Saturday, January 13, 2018

Google Draw - the neglected sibling




For the last several years I have been using Google products for most of my authoring needs. However, my students and I seldom venture outside of the three products that appear when you click that red NEW button on our drives.

Although I also create Forms and have my students create Sites, we have all mostly turned a blind eye to Draw. In fact, up until a few months ago a search of the thousands of documents that I have in my Drive produced maybe 50 or so Draw documents, and those were mostly simple flowcharts or places to host images that I collected to add to Slides and Docs.

This all started changing after I took the "Making Infographics" course at KQED teach. The course itself walked me through the creation process, thinking like a designer, and provided me with many resources for images, icons, fonts and color palettes. From Pixlr to build graphics, to Pexels - a great source of CC0 high def images, to Piktochart - an easy to use infographic maker, the course gave me the tools to start creating.

Now, you may be thinking what does this have to do with Google Draw? Well, once I started on that creative path, I started exploring what I could bring to the classroom. Piktochart, like Canva and Smore (two other sources for creating visually appealing graphics), have two limitations to their use in the classroom - they require an account on the platform and they do not allow multiple editors, or if they do, it cannot be simultaneous. On both those fronts, Google Draw becomes the winner; yes you do need a Google account to use Draw, but most schools have that in place.

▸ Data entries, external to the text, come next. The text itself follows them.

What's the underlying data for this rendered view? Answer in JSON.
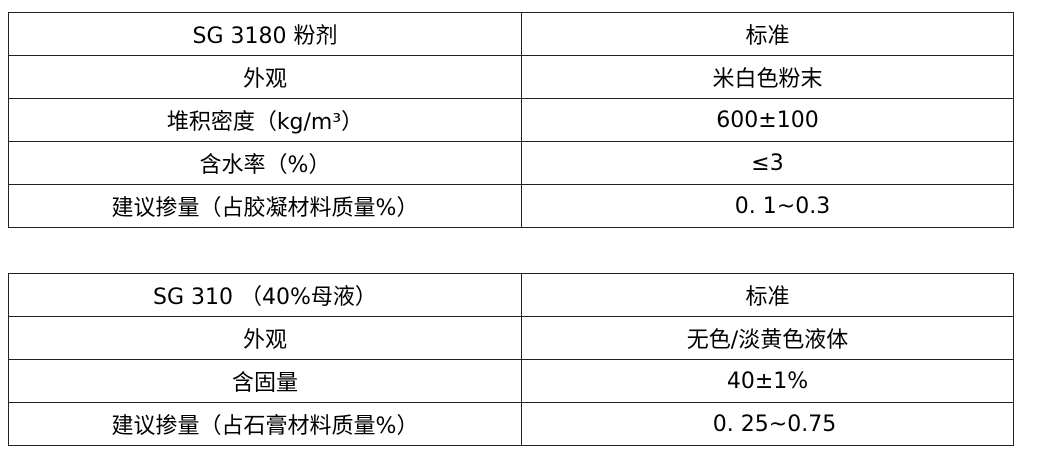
{
  "table1": {
    "header": [
      "SG 3180 粉剂",
      "标准"
    ],
    "rows": [
      [
        "外观",
        "米白色粉末"
      ],
      [
        "堆积密度（kg/m³）",
        "600±100"
      ],
      [
        "含水率（%）",
        "≤3"
      ],
      [
        "建议掺量（占胶凝材料质量%）",
        "0. 1~0.3"
      ]
    ]
  },
  "table2": {
    "header": [
      "SG 310 （40%母液）",
      "标准"
    ],
    "rows": [
      [
        "外观",
        "无色/淡黄色液体"
      ],
      [
        "含固量",
        "40±1%"
      ],
      [
        "建议掺量（占石膏材料质量%）",
        "0. 25~0.75"
      ]
    ]
  }
}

Before I continue, I do have to give kudos to Canva for two great "side" resources they have - Font Combinations and Color Pallete that you can then use on Google Draw.

Anyway, once it became clear that I would be "limited" to using Draw for creating infographics, I set about figuring out how my students could make them "pretty". Thankfully, many educators and designers have shared their own tips and tricks freely:


 Clickable Google Draw Image

Once you familiarize yourself with the basics, the possibilities that open up are endless.Using Google Draw my students and I have created posters, mind maps and trading cards like the ones you see below.

     

Using the technique discussed in "Embedding a Google Drawing with Clickable Links", I've also used it to create clickable learning paths (below) and even display the ranking system for my gamified classroom, which you see at the top of this post.


Have you found other ways to use Google Draw? I'd love to hear about them.